Bonus : pour saisir l’évolution d’Eric Laurent, il n’est pas inutile de voir ou revoir ses dernières prestations sur le 11-Septembre.

En 2004, il avait fait ainsi sensation sur le plateau de Thierry Ardisson sans crainte de passer alors pour un « complotiste ».

Le journaliste régulièrement cité et encensé par Reopen911 avait pourtant commis des approximations dans ce qu’il rapporta des faits : ainsi, lorsqu’il aborda la question des agents du Mossad célébrant l’évènement, il indiqua que leur réjouissance se déroula pendant la chute des tours. C’est faux : comme je l’ai précisé -documents officiels à l’appui- dans mon ouvrage Israël et 11 septembre, ces Israéliens manifestement hilares et se prenant en photo ont été aperçus cinq minutes à peine après le crash du premier avion, ce qui constitue un facteur aggravant: à ce moment-là, et avant l’arrivée de second avion, beaucoup sur place croyaient encore à l’hypothèse d’un tragique accident.

Fin 2009, je l’avais interrogé sur le thème opaque des délits d’initiés survenus autour des attentats.

Lors du tournage de mon interview, l’homme m’avait fait une requête intrigante : ne pas laisser penser, lors du montage de l’entretien, que le « pays du Moyen-Orient » qu’il incrimine serait Israël. Il m’affirma alors ce qu’il me présenta comme sa conviction: l’Arabie saoudite était largement impliquée dans le 11-Septembre. J’étais surpris par cette volonté d’éviter toute mention négative d’Israël par celui qui avait publiquement évoqué, cinq ans auparavant et de manière feutrée, l’incident des agents du Mossad dans une émission de divertissement. Sa demande était d’autant plus extravagante que notre entretien lui donna l’opportunité (à 0’50) de saluer étrangement le talent du Mossad : c’est, en effet, depuis une antenne d’analystes rattachés aux services secrets israéliens que provient la première étude suggérant l’existence de délits d’initiés perpétrés à la faveur des attentats.

Riyad plutôt que Tel Aviv

Eric Laurent est un homme paradoxal : celui qui fustige le « complotisme » à la manière d’un Pierre-André Taguieff est également l’auteur d’un roman, paru en mars 2013 et intitulé La Conspiration Wao Yen. Une histoire édifiante : l’alliance occulte de la Chine et de l’Arabie saoudite pour provoquer la chute de l’Occident.

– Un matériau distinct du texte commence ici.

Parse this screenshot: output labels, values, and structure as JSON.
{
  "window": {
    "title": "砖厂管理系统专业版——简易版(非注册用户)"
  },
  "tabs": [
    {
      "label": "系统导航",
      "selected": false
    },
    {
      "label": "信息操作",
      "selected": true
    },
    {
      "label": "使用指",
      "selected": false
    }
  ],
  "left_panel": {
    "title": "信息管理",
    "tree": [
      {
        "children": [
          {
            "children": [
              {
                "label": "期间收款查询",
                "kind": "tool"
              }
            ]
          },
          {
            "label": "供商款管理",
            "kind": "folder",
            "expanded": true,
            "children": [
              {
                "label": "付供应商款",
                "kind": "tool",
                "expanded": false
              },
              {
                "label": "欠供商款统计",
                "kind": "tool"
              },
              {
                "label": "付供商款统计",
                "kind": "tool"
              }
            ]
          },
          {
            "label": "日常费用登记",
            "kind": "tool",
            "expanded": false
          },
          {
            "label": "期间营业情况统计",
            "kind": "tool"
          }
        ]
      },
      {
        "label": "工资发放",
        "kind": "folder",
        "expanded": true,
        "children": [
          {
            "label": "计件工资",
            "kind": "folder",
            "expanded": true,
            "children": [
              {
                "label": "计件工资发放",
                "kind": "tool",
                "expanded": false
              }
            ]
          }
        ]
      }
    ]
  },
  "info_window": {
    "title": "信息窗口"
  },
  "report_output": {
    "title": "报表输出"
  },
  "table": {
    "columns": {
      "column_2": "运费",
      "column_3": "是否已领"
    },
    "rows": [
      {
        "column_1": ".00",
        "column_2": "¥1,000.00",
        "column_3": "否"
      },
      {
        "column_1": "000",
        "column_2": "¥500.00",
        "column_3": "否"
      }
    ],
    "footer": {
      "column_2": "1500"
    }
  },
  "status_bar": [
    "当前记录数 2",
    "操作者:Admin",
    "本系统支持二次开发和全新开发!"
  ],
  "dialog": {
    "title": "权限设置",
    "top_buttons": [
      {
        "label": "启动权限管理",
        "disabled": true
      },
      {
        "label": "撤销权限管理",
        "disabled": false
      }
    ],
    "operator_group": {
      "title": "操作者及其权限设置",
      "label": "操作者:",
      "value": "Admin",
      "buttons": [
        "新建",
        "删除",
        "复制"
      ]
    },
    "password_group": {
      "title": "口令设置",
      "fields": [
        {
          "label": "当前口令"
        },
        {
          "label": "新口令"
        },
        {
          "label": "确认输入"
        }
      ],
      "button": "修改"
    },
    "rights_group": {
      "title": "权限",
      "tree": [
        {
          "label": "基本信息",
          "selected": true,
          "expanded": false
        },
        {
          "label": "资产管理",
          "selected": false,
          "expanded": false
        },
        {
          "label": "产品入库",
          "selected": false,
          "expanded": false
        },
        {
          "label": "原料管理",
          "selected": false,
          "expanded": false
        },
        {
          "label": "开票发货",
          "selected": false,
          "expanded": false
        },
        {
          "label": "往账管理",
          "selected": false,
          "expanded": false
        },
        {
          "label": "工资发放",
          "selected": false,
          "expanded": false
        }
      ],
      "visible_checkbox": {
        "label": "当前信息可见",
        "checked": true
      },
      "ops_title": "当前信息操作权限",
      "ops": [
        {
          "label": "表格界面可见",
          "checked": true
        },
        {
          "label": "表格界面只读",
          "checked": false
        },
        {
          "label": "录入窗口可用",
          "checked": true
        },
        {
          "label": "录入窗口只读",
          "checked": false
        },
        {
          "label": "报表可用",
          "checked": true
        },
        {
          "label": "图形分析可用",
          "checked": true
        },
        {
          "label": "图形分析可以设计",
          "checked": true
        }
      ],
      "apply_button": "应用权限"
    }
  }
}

Ce thriller financier, un brin sinophobe, vient opportunément résoudre le mystère Laurent : en définitive, l’homme veut bien admettre que les « complots » existent. A condition qu’ils soient uniquement fomentés, dans l’ombre évidemment, par des Chinois et des Arabes. Et non par des Américains, Européens et Israéliens dont il serait -cela va de soi- scandaleux de suggérer qu’ils puissent partager avec l’axe Pékin-Riyad la même volonté d’influencer, violemment et secrètement, la marche du monde.